So, what should we make of this 11/5/18 Metro NY scoop? Source: Islanders could play all home games at Nassau Coliseum next two years:
The New York Islanders could schedule their entire slate of 2019-20 home games exclusively at the Nassau Coliseum, a source with knowledge of the situation has told Metro New York.

As the organization awaits ground to break on their new arena in Elmont, NY on the same grounds as Belmont Race Track, the chances of the Islanders completely leaving the Barclays Center in Brooklyn beginning next season stands at a "70/30" possibility.

When asked, the Islanders denied such a possibility.
Guess who's not queried or quoted? The operators of the Barclays Center: BSE Global, who very much want to fill more dates at the Coliseum, which they also operate, and free up time for events in Brooklyn.

So my money is that the source is arena/BSE CEO Brett Yormark, or a minion.

After all, during the presumed three seasons of Belmont Park construction, they already have a deal for the Islanders to play 21 home games this season in Nassau and 24 each over the next two seasons, closer to their historic fan base.

Lousy attendance

The fact that the Coliseum has been renovated and downsized to 13,900 capacity, well below typical NHL capacity, isn't so meaningful when Barclays attendance is so lousy. Barclays does have more suites, but maybe that's not as much an issue by now, as attention and attendance drop off in Brooklyn. (That said, commenters on Twitter pointed to long lines for the bathroom (still) in Nassau.)

In their first season at Barclays, 2015-16, the Islanders averaged 13,626 fans, then 13,101 in 2016-17, and 12,002 in 2017-18. That meant two seasons ranked third-to-last in the National Hockey League in attendance and, last season, dead last.

It was actually worse than the statistics suggest. A report to bond buyers revealed that the team actually averaged 11,200 gate count the first season.

This year, the downward trend continues; after six games, the Islanders are averaging only 10,484 fans per home game, according to ESPN, easily last in the league. The next-to-last team is at 12,846. True, Islanders' attendance typically picks up as the season goes on and the playoff race shapes up, but the fact that the Isles are leading their division hasn't driven fan attendance.

This season's 21st home game in Nassau, on 2/28/19, was belatedly moved from Barclays for reasons not officially announced but surely to accommodate Long Island fan interest in former star John Tavares, arriving from Toronto. 

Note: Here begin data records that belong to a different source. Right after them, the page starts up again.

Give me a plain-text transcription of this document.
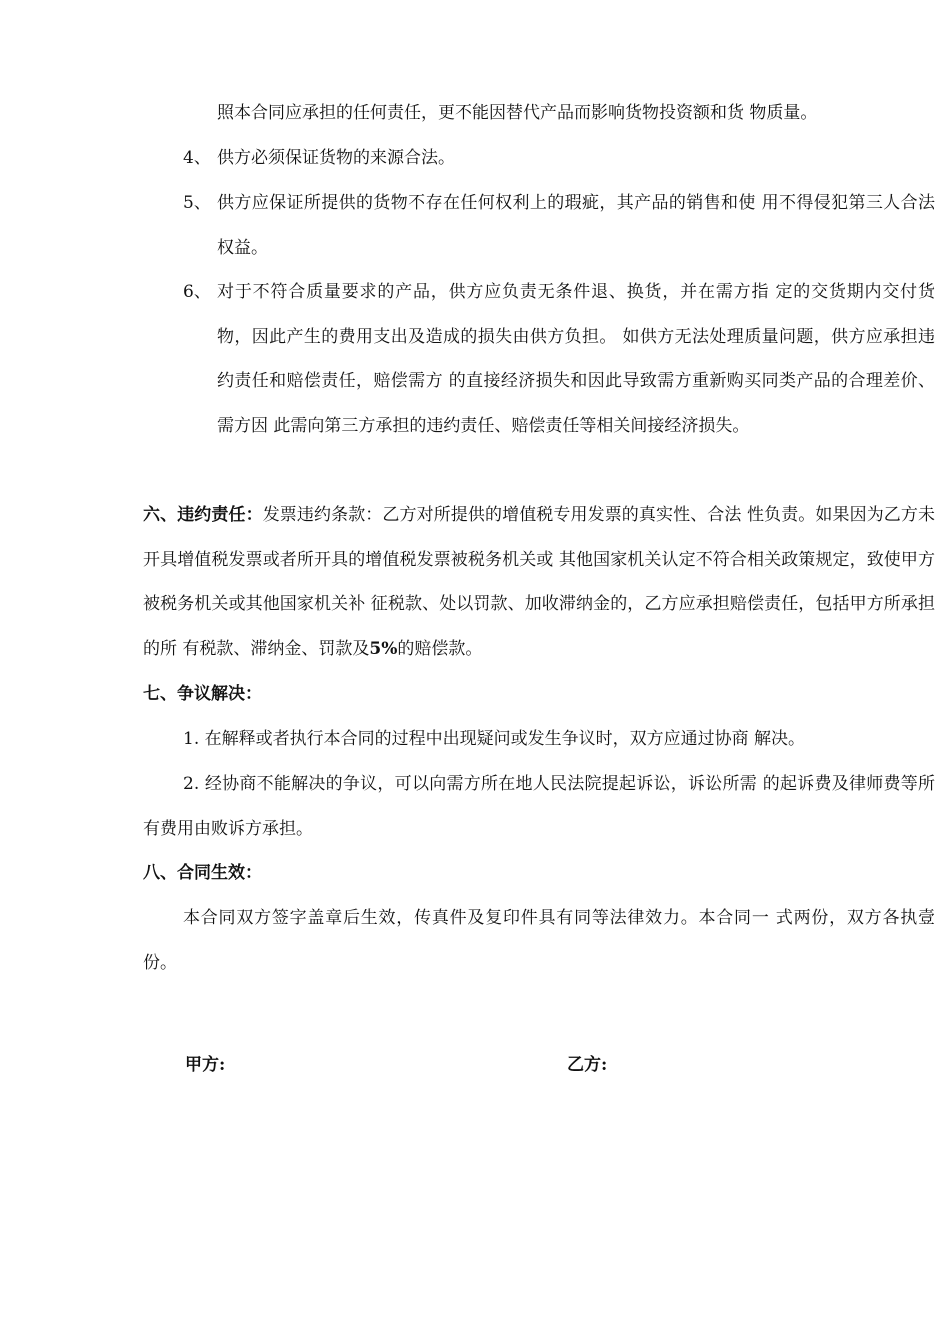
照本合同应承担的任何责任，更不能因替代产品而影响货物投资额和货 物质量。
4、 供方必须保证货物的来源合法。
5、 供方应保证所提供的货物不存在任何权利上的瑕疵，其产品的销售和使 用不得侵犯第三人合法权益。
6、 对于不符合质量要求的产品，供方应负责无条件退、换货，并在需方指 定的交货期内交付货物，因此产生的费用支出及造成的损失由供方负担。 如供方无法处理质量问题，供方应承担违约责任和赔偿责任，赔偿需方 的直接经济损失和因此导致需方重新购买同类产品的合理差价、需方因 此需向第三方承担的违约责任、赔偿责任等相关间接经济损失。
六、违约责任：发票违约条款：乙方对所提供的增值税专用发票的真实性、合法 性负责。如果因为乙方未开具增值税发票或者所开具的增值税发票被税务机关或 其他国家机关认定不符合相关政策规定，致使甲方被税务机关或其他国家机关补 征税款、处以罚款、加收滞纳金的，乙方应承担赔偿责任，包括甲方所承担的所 有税款、滞纳金、罚款及5%的赔偿款。
七、争议解决：
1. 在解释或者执行本合同的过程中出现疑问或发生争议时，双方应通过协商 解决。
2. 经协商不能解决的争议，可以向需方所在地人民法院提起诉讼，诉讼所需 的起诉费及律师费等所有费用由败诉方承担。
八、合同生效：
本合同双方签字盖章后生效，传真件及复印件具有同等法律效力。本合同一 式两份，双方各执壹份。
甲方:	乙方:
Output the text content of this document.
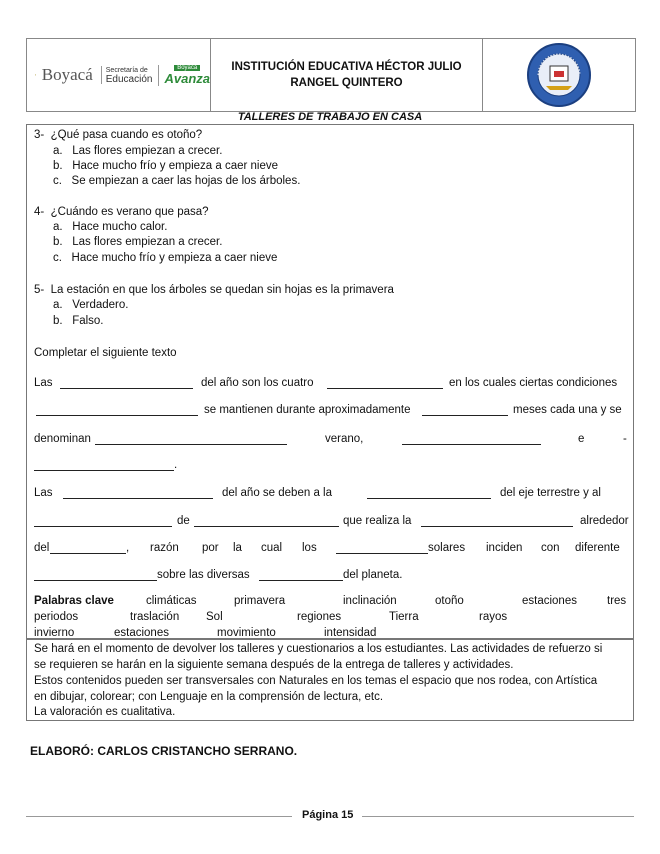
Boyacá Secretaría de
Educación
Boyacá
Avanza
INSTITUCIÓN EDUCATIVA HÉCTOR JULIO RANGEL QUINTERO
TALLERES DE TRABAJO EN CASA
3- ¿Qué pasa cuando es otoño?
a. Las flores empiezan a crecer.
b. Hace mucho frío y empieza a caer nieve
c. Se empiezan a caer las hojas de los árboles.
4- ¿Cuándo es verano que pasa?
a. Hace mucho calor.
b. Las flores empiezan a crecer.
c. Hace mucho frío y empieza a caer nieve
5- La estación en que los árboles se quedan sin hojas es la primavera
a. Verdadero.
b. Falso.
Completar el siguiente texto
Las	del año son los cuatro	en los cuales ciertas condiciones
se mantienen durante aproximadamente	meses cada una y se
denominan	verano,	e	-
.
Las	del año se deben a la	del eje terrestre y al
de	que realiza la	alrededor
del	, razón por la cual los	solares inciden con diferente
sobre las diversas	del planeta.
Palabras clave	climáticas	primavera	inclinación	otoño	estaciones	tres
periodos	traslación Sol	regiones	Tierra	rayos
invierno	estaciones	movimiento	intensidad
Se hará en el momento de devolver los talleres y cuestionarios a los estudiantes. Las actividades de refuerzo si
se requieren se harán en la siguiente semana después de la entrega de talleres y actividades.
Estos contenidos pueden ser transversales con Naturales en los temas el espacio que nos rodea, con Artística
en dibujar, colorear; con Lenguaje en la comprensión de lectura, etc.
La valoración es cualitativa.
ELABORÓ: CARLOS CRISTANCHO SERRANO.
Página 15
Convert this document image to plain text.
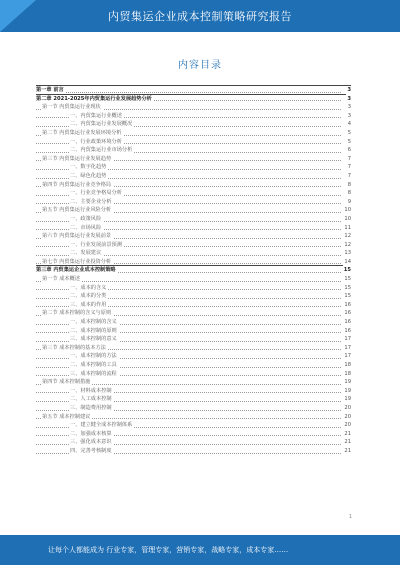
内贸集运企业成本控制策略研究报告
内容目录
第一章 前言	3
第二章 2021-2025年内贸集运行业发展趋势分析	3
第一节 内贸集运行业现状	3
一、内贸集运行业概述	3
二、内贸集运行业发展概况	4
第二节 内贸集运行业发展环境分析	5
一、行业政策环境分析	5
二、内贸集运行业市场分析	6
第三节 内贸集运行业发展趋势	7
一、数字化趋势	7
二、绿色化趋势	7
第四节 内贸集运行业竞争格局	8
一、行业竞争格局分析	8
二、主要企业分析	9
第五节 内贸集运行业风险分析	10
一、政策风险	10
二、市场风险	11
第六节 内贸集运行业发展前景	12
一、行业发展前景预测	12
二、发展建议	13
第七节 内贸集运行业投资分析	14
第三章 内贸集运企业成本控制策略	15
第一节 成本概述	15
一、成本的含义	15
二、成本的分类	15
三、成本的作用	16
第二节 成本控制的含义与原则	16
一、成本控制的含义	16
二、成本控制的原则	16
三、成本控制的意义	17
第三节 成本控制的基本方法	17
一、成本控制的方法	17
二、成本控制的工具	18
三、成本控制的流程	18
第四节 成本控制措施	19
一、材料成本控制	19
二、人工成本控制	19
三、制造费用控制	20
第五节 成本控制建议	20
一、建立健全成本控制体系	20
二、加强成本核算	21
三、强化成本意识	21
四、完善考核制度	21
1
让每个人都能成为 行业专家，管理专家，营销专家，战略专家，成本专家……
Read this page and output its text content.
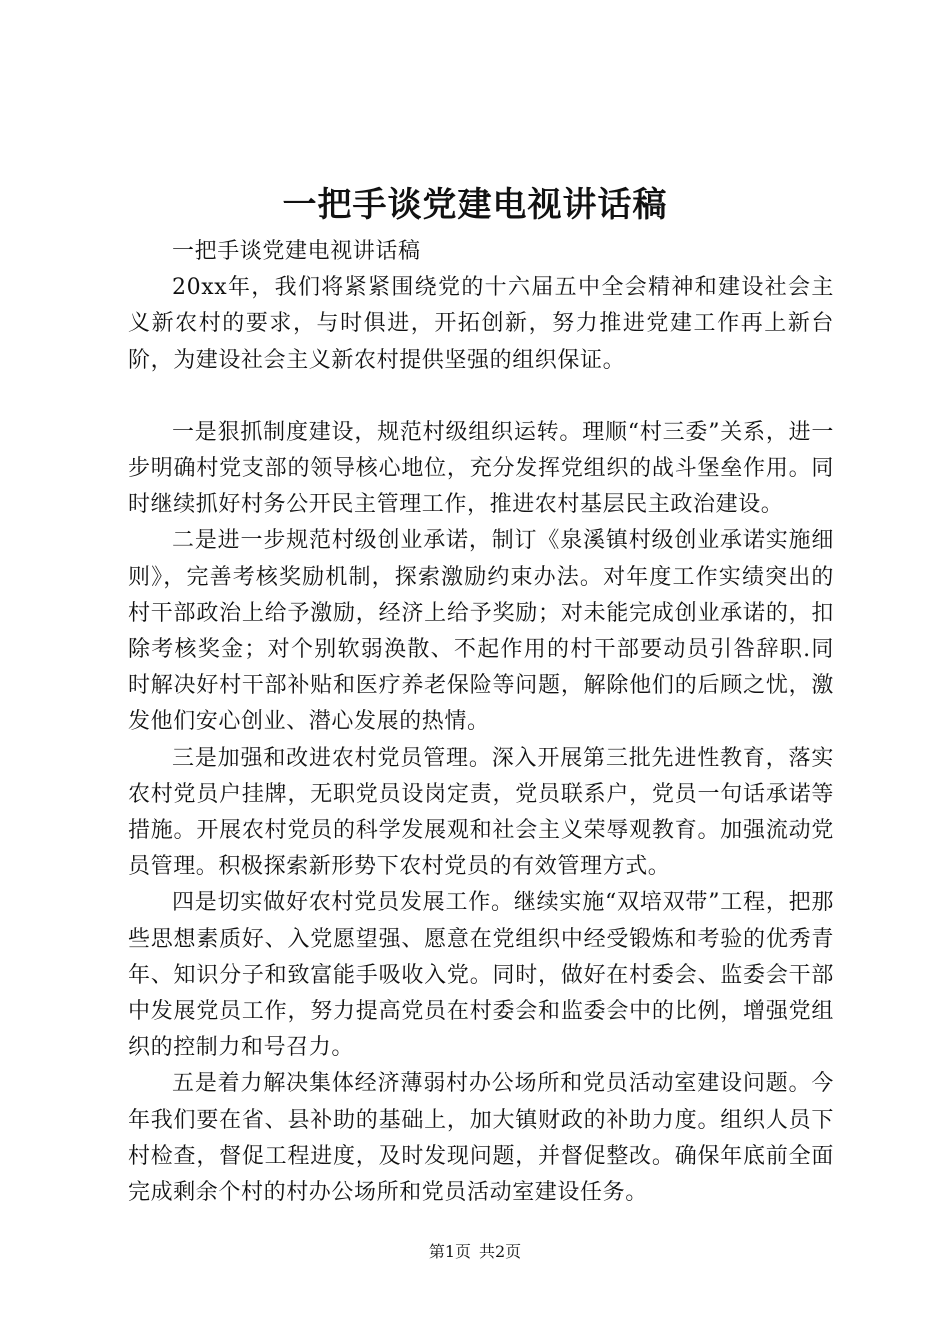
一把手谈党建电视讲话稿

一把手谈党建电视讲话稿

20xx年，我们将紧紧围绕党的十六届五中全会精神和建设社会主义新农村的要求，与时俱进，开拓创新，努力推进党建工作再上新台阶，为建设社会主义新农村提供坚强的组织保证。

一是狠抓制度建设，规范村级组织运转。理顺“村三委”关系，进一步明确村党支部的领导核心地位，充分发挥党组织的战斗堡垒作用。同时继续抓好村务公开民主管理工作，推进农村基层民主政治建设。

二是进一步规范村级创业承诺，制订《泉溪镇村级创业承诺实施细则》，完善考核奖励机制，探索激励约束办法。对年度工作实绩突出的村干部政治上给予激励，经济上给予奖励；对未能完成创业承诺的，扣除考核奖金；对个别软弱涣散、不起作用的村干部要动员引咎辞职.同时解决好村干部补贴和医疗养老保险等问题，解除他们的后顾之忧，激发他们安心创业、潜心发展的热情。

三是加强和改进农村党员管理。深入开展第三批先进性教育，落实农村党员户挂牌，无职党员设岗定责，党员联系户，党员一句话承诺等措施。开展农村党员的科学发展观和社会主义荣辱观教育。加强流动党员管理。积极探索新形势下农村党员的有效管理方式。

四是切实做好农村党员发展工作。继续实施“双培双带”工程，把那些思想素质好、入党愿望强、愿意在党组织中经受锻炼和考验的优秀青年、知识分子和致富能手吸收入党。同时，做好在村委会、监委会干部中发展党员工作，努力提高党员在村委会和监委会中的比例，增强党组织的控制力和号召力。

五是着力解决集体经济薄弱村办公场所和党员活动室建设问题。今年我们要在省、县补助的基础上，加大镇财政的补助力度。组织人员下村检查，督促工程进度，及时发现问题，并督促整改。确保年底前全面完成剩余个村的村办公场所和党员活动室建设任务。

第1页 共2页
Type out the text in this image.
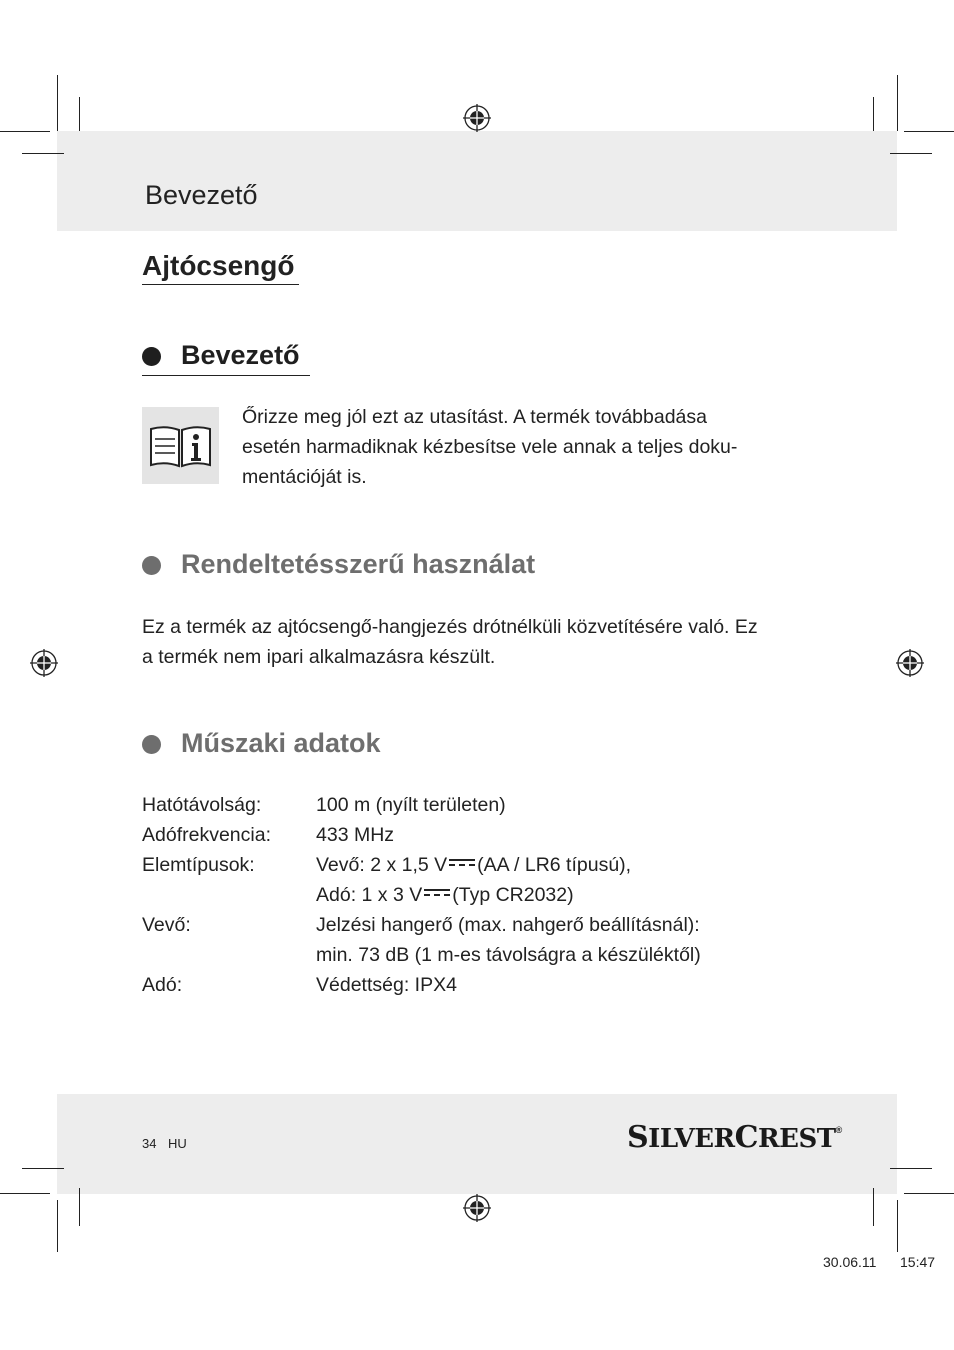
Bevezető
Ajtócsengő
Bevezető
Őrizze meg jól ezt az utasítást. A termék továbbadása
esetén harmadiknak kézbesítse vele annak a teljes doku-
mentációját is.
Rendeltetésszerű használat
Ez a termék az ajtócsengő-hangjezés drótnélküli közvetítésére való. Ez
a termék nem ipari alkalmazásra készült.
Műszaki adatok
Hatótávolság:	100 m (nyílt területen)
Adófrekvencia: 433 MHz
Elemtípusok:	Vevő: 2 x 1,5 V (AA / LR6 típusú),
Adó: 1 x 3 V (Typ CR2032)
Vevő:	Jelzési hangerő (max. nahgerő beállításnál):
min. 73 dB (1 m-es távolságra a készüléktől)
Adó:	Védettség: IPX4
34 HU	SILVERCREST®
30.06.11 15:47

The first Nassau game is not until 12/1/18. After mid-February, all the games will be on Long Island. (Not sure about playoffs.)

The broader sentiment

The possible move to Nassau reflects not just Barclays sentiment but that of others, including Newsday sports columnist Neil Best, who wrote 11/3/18 after covering the the Islanders’ Alumni Weekend:
Former goalie Glenn “Chico” Resch compared Barclays Center, where the alumni were honored at the first intermission Saturday, to a temporary rental while waiting for one’s dream house to be completed.
Even before that, Newsday sports columnist Mark Hermann after the home opener wrote 10/7/18 Let's make this the last Islanders home opener in Brooklyn:
Everybody who has a say-so should ensure that the Islanders never begin another season in Brooklyn. Entire sections of empty seats behind the Honda, still preposterously parallel-parked just beyond the goal line, symbolized why the start of this season should mark the beginning of the end of the Islanders’ stay in Brooklyn.
Amend the contract. Change the percentage of games scheduled to be played on Atlantic Avenue from half to zero. It is what the players want, what the fans desperately want and even what Barclays Center executives want. Admit that this was a huge mistake — with one possible bright side (more on that in a minute) — and send the team home to Long Island, full-time and forever.
The upside, suggested Hermann, is that the Barclay Center's "sweetheart deal" might have helped the Islanders' new owners buy the team and thus put them on the path for the new arena.

Hermann's conclusion piles on the problems in Brooklyn:
That said, enough is enough. Enough of the limited-view seats. Enough of shivering on the railroad platform in Jamaica, enough of the off-center scoreboard, enough of the sketchy ice.
After Mathew Barzal said on Friday that the skating surface in Raleigh is “the worst ice in North America,” an Islanders teammate chuckled and told Newsday’s Andrew Gross, “He hasn’t played at Barclays in a while.”